(CN) – A long-standing theory of the origin and early evolution of sex chromosomes has been confirmed after scientists sequenced the genome of asparagus.
The findings, published Thursday in the journal Nature Communications, will aid asparagus breeding efforts and resolves questions surrounding the original formation and development of male sex chromosomes.
Most flowering plants are hermaphrodites. Asparagus plants, on the other hand, are generally either male (XY) or female (XX), though “supermales” (YY) can also be produced. Growers favor all-male (XY) plants because they live longer and do not self-breed. To produce all-male XY seeds, breeders cross XX females with YY supermales.
Until now, however, such breeding efforts have required time-consuming test crosses to differentiate between XY males and YY supermales.
“One of the things that we were able to do pretty early in our collaboration was to identify genetic markers that allowed breeders to efficiently distinguish XY males from YY males, and then use those YY males to produce all-male seed,” said senior author Jim Leebens-Mack, a plant biology professor at the University of Georgia.
The identification of the genes that determine sex will also allow breeders to more efficiently develop and produce valuable hybrid asparagus plants.
“In addition to more rapid identification of sex genotypes, our collaborators are now able to manipulate the asparagus Y chromosome to convert males to females or hermaphrodites,” Leebens-Mack said.
“In the near future, breeders will be able to cross whatever lines they want, without having to look within a particular line for the female that has one set of characteristics, and in another line for a male with complementary traits.”
The diversity of sexual systems in plants has sparked questions since the days of Charles Darwin, while Danish geneticist Mogens Westergaard proposed a two-gene model for the origin of sex chromosomes in the early 20th century.
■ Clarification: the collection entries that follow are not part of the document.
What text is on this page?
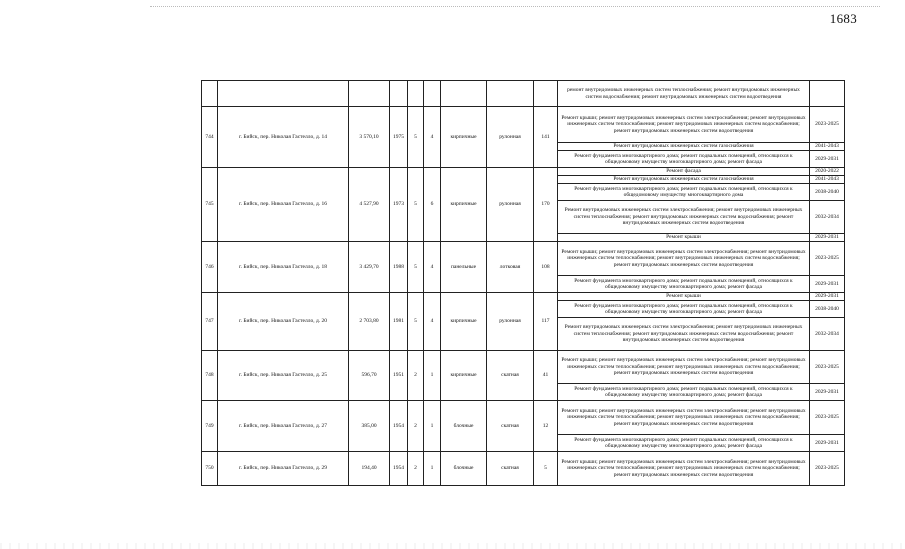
1683
									ремонт внутридомовых инженерных систем теплоснабжения; ремонт внутридомовых инженерных систем водоснабжения; ремонт внутридомовых инженерных систем водоотведения	
744	г. Бийск, пер. Николая Гастелло, д. 14	3 570,10	1975	5	4	кирпичные	рулонная	141	Ремонт крыши; ремонт внутридомовых инженерных систем электроснабжения; ремонт внутридомовых инженерных систем теплоснабжения; ремонт внутридомовых инженерных систем водоснабжения; ремонт внутридомовых инженерных систем водоотведения	2023-2025
									Ремонт внутридомовых инженерных систем газоснабжения	2041-2043
									Ремонт фундамента многоквартирного дома; ремонт подвальных помещений, относящихся к общедомовому имуществу многоквартирного дома; ремонт фасада	2029-2031
745	г. Бийск, пер. Николая Гастелло, д. 16	4 527,90	1973	5	6	кирпичные	рулонная	170	Ремонт фасада	2020-2022
									Ремонт внутридомовых инженерных систем газоснабжения	2041-2043
									Ремонт фундамента многоквартирного дома; ремонт подвальных помещений, относящихся к общедомовому имуществу многоквартирного дома	2038-2040
									Ремонт внутридомовых инженерных систем электроснабжения; ремонт внутридомовых инженерных систем теплоснабжения; ремонт внутридомовых инженерных систем водоснабжения; ремонт внутридомовых инженерных систем водоотведения	2032-2034
									Ремонт крыши	2029-2031
746	г. Бийск, пер. Николая Гастелло, д. 18	3 429,70	1988	5	4	панельные	лотковая	108	Ремонт крыши; ремонт внутридомовых инженерных систем электроснабжения; ремонт внутридомовых инженерных систем теплоснабжения; ремонт внутридомовых инженерных систем водоснабжения; ремонт внутридомовых инженерных систем водоотведения	2023-2025
									Ремонт фундамента многоквартирного дома; ремонт подвальных помещений, относящихся к общедомовому имуществу многоквартирного дома; ремонт фасада	2029-2031
747	г. Бийск, пер. Николая Гастелло, д. 20	2 703,80	1981	5	4	кирпичные	рулонная	117	Ремонт крыши	2029-2031
									Ремонт фундамента многоквартирного дома; ремонт подвальных помещений, относящихся к общедомовому имуществу многоквартирного дома; ремонт фасада	2038-2040
									Ремонт внутридомовых инженерных систем электроснабжения; ремонт внутридомовых инженерных систем теплоснабжения; ремонт внутридомовых инженерных систем водоснабжения; ремонт внутридомовых инженерных систем водоотведения	2032-2034
748	г. Бийск, пер. Николая Гастелло, д. 25	596,70	1951	2	1	кирпичные	скатная	41	Ремонт крыши; ремонт внутридомовых инженерных систем электроснабжения; ремонт внутридомовых инженерных систем теплоснабжения; ремонт внутридомовых инженерных систем водоснабжения; ремонт внутридомовых инженерных систем водоотведения	2023-2025
									Ремонт фундамента многоквартирного дома; ремонт подвальных помещений, относящихся к общедомовому имуществу многоквартирного дома; ремонт фасада	2029-2031
749	г. Бийск, пер. Николая Гастелло, д. 27	385,00	1954	2	1	блочные	скатная	12	Ремонт крыши; ремонт внутридомовых инженерных систем электроснабжения; ремонт внутридомовых инженерных систем теплоснабжения; ремонт внутридомовых инженерных систем водоснабжения; ремонт внутридомовых инженерных систем водоотведения	2023-2025
									Ремонт фундамента многоквартирного дома; ремонт подвальных помещений, относящихся к общедомовому имуществу многоквартирного дома; ремонт фасада	2029-2031
750	г. Бийск, пер. Николая Гастелло, д. 29	194,40	1954	2	1	блочные	скатная	5	Ремонт крыши; ремонт внутридомовых инженерных систем электроснабжения; ремонт внутридомовых инженерных систем теплоснабжения; ремонт внутридомовых инженерных систем водоснабжения; ремонт внутридомовых инженерных систем водоотведения	2023-2025
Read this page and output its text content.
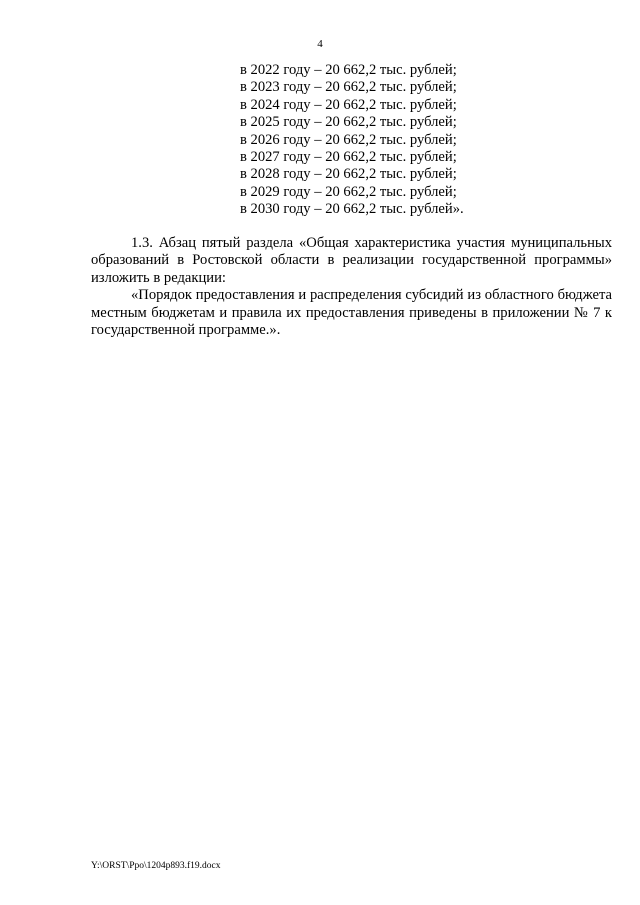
4
в 2022 году – 20 662,2 тыс. рублей;
в 2023 году – 20 662,2 тыс. рублей;
в 2024 году – 20 662,2 тыс. рублей;
в 2025 году – 20 662,2 тыс. рублей;
в 2026 году – 20 662,2 тыс. рублей;
в 2027 году – 20 662,2 тыс. рублей;
в 2028 году – 20 662,2 тыс. рублей;
в 2029 году – 20 662,2 тыс. рублей;
в 2030 году – 20 662,2 тыс. рублей».

1.3. Абзац пятый раздела «Общая характеристика участия муниципальных образований в Ростовской области в реализации государственной программы» изложить в редакции:

«Порядок предоставления и распределения субсидий из областного бюджета местным бюджетам и правила их предоставления приведены в приложении № 7 к государственной программе.».

Y:\ORST\Ppo\1204p893.f19.docx
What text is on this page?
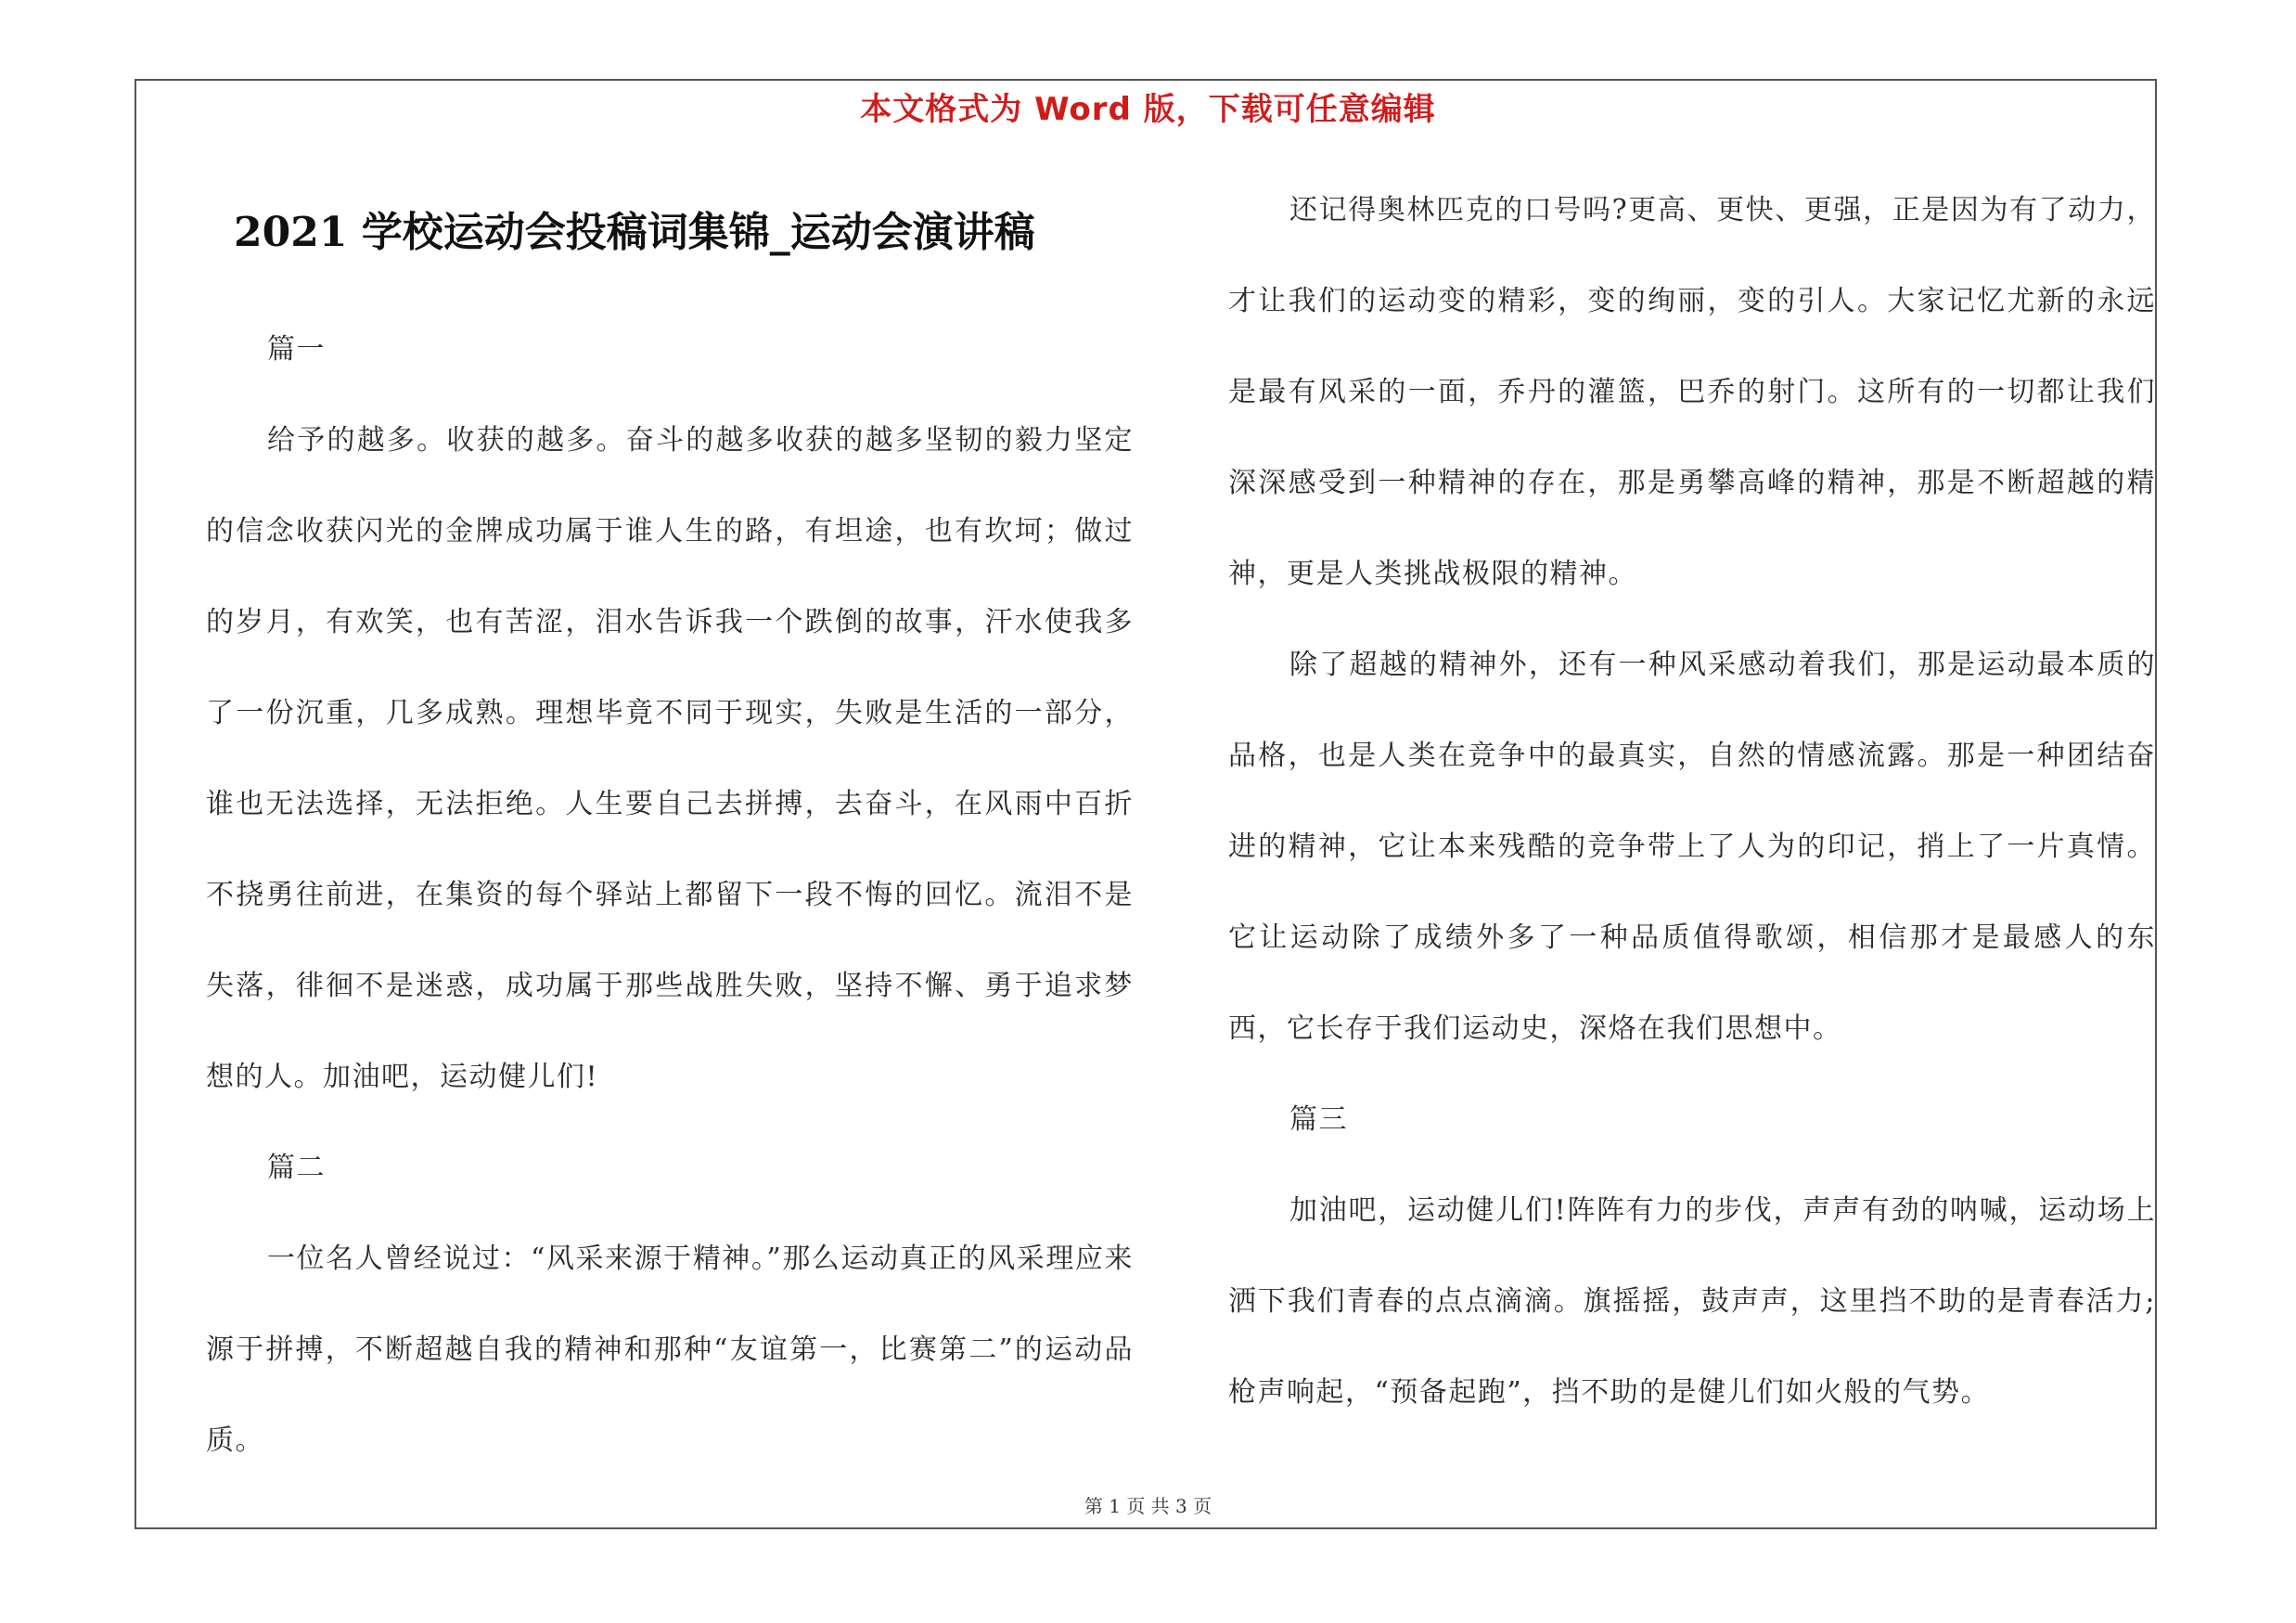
本文格式为 Word 版，下载可任意编辑
2021 学校运动会投稿词集锦_运动会演讲稿

篇一

给予的越多。收获的越多。奋斗的越多收获的越多坚韧的毅力坚定的信念收获闪光的金牌成功属于谁人生的路，有坦途，也有坎坷；做过的岁月，有欢笑，也有苦涩，泪水告诉我一个跌倒的故事，汗水使我多了一份沉重，几多成熟。理想毕竟不同于现实，失败是生活的一部分，谁也无法选择，无法拒绝。人生要自己去拼搏，去奋斗，在风雨中百折不挠勇往前进，在集资的每个驿站上都留下一段不悔的回忆。流泪不是失落，徘徊不是迷惑，成功属于那些战胜失败，坚持不懈、勇于追求梦想的人。加油吧，运动健儿们!

篇二

一位名人曾经说过：“风采来源于精神。”那么运动真正的风采理应来源于拼搏，不断超越自我的精神和那种“友谊第一，比赛第二”的运动品质。

还记得奥林匹克的口号吗?更高、更快、更强，正是因为有了动力，才让我们的运动变的精彩，变的绚丽，变的引人。大家记忆尤新的永远是最有风采的一面，乔丹的灌篮，巴乔的射门。这所有的一切都让我们深深感受到一种精神的存在，那是勇攀高峰的精神，那是不断超越的精神，更是人类挑战极限的精神。

除了超越的精神外，还有一种风采感动着我们，那是运动最本质的品格，也是人类在竞争中的最真实，自然的情感流露。那是一种团结奋进的精神，它让本来残酷的竞争带上了人为的印记，捎上了一片真情。它让运动除了成绩外多了一种品质值得歌颂，相信那才是最感人的东西，它长存于我们运动史，深烙在我们思想中。

篇三

加油吧，运动健儿们!阵阵有力的步伐，声声有劲的呐喊，运动场上洒下我们青春的点点滴滴。旗摇摇，鼓声声，这里挡不助的是青春活力;枪声响起，“预备起跑”，挡不助的是健儿们如火般的气势。

第 1 页 共 3 页
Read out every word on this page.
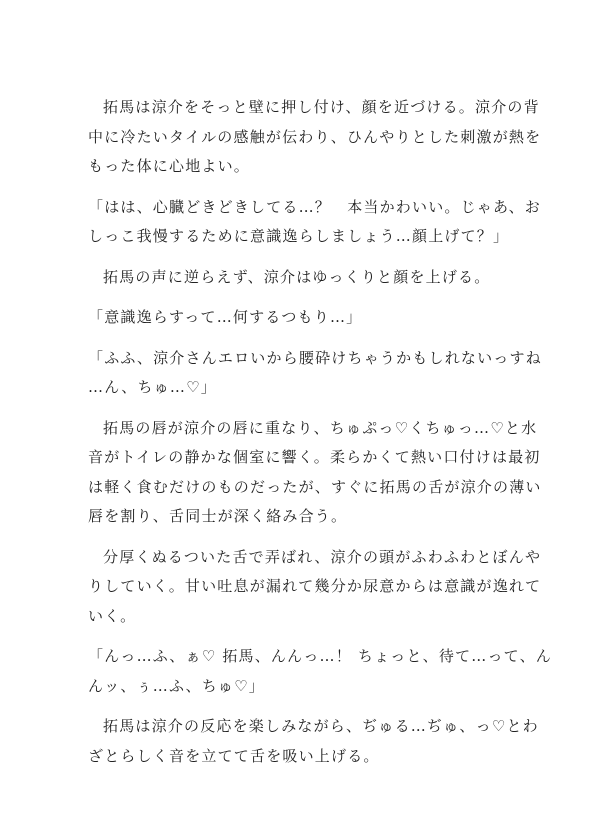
拓馬は涼介をそっと壁に押し付け、顔を近づける。涼介の背
中に冷たいタイルの感触が伝わり、ひんやりとした刺激が熱を
もった体に心地よい。
「はは、心臓どきどきしてる…？　本当かわいい。じゃあ、お
しっこ我慢するために意識逸らしましょう…顔上げて？」
拓馬の声に逆らえず、涼介はゆっくりと顔を上げる。
「意識逸らすって…何するつもり…」
「ふふ、涼介さんエロいから腰砕けちゃうかもしれないっすね
…ん、ちゅ…♡」
拓馬の唇が涼介の唇に重なり、ちゅぷっ♡くちゅっ…♡と水
音がトイレの静かな個室に響く。柔らかくて熱い口付けは最初
は軽く食むだけのものだったが、すぐに拓馬の舌が涼介の薄い
唇を割り、舌同士が深く絡み合う。
分厚くぬるついた舌で弄ばれ、涼介の頭がふわふわとぼんや
りしていく。甘い吐息が漏れて幾分か尿意からは意識が逸れて
いく。
「んっ…ふ、ぁ♡ 拓馬、んんっ…！ ちょっと、待て…って、ん
んッ、ぅ…ふ、ちゅ♡」
拓馬は涼介の反応を楽しみながら、ぢゅる…ぢゅ、っ♡とわ
ざとらしく音を立てて舌を吸い上げる。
However, the theory was impossible to test using human and mammal sex chromosomes as the divergence of the X and Y chromosomes occurred millions of years ago.
But the origin of separate sexes and sex chromosomes is more recent for flowering plants like asparagus, which enabled the team to test Westergaard’s two-gene model while also aiding crop breeding programs.
As predicted by Westergaard, and others, the connection between a gene necessary for male function and a gene that stunts the development of female organs on a small part of the Y chromosome did in fact spark the evolution of asparagus sex chromosomes.
“Over the last hundred years, evolutionary biologists have hypothesized several ways that a regular pair of chromosomes can evolve into an X and Y pair that determine sex,” said lead author Alex Harkess, a former doctoral student at Leebens-Mack’s lab.
“Our work confirms one of these hypotheses, showing that a sex chromosome pair can evolve by mutations in just two genes – one that influences pollen (male) development, and one that influences pistil (female) development.”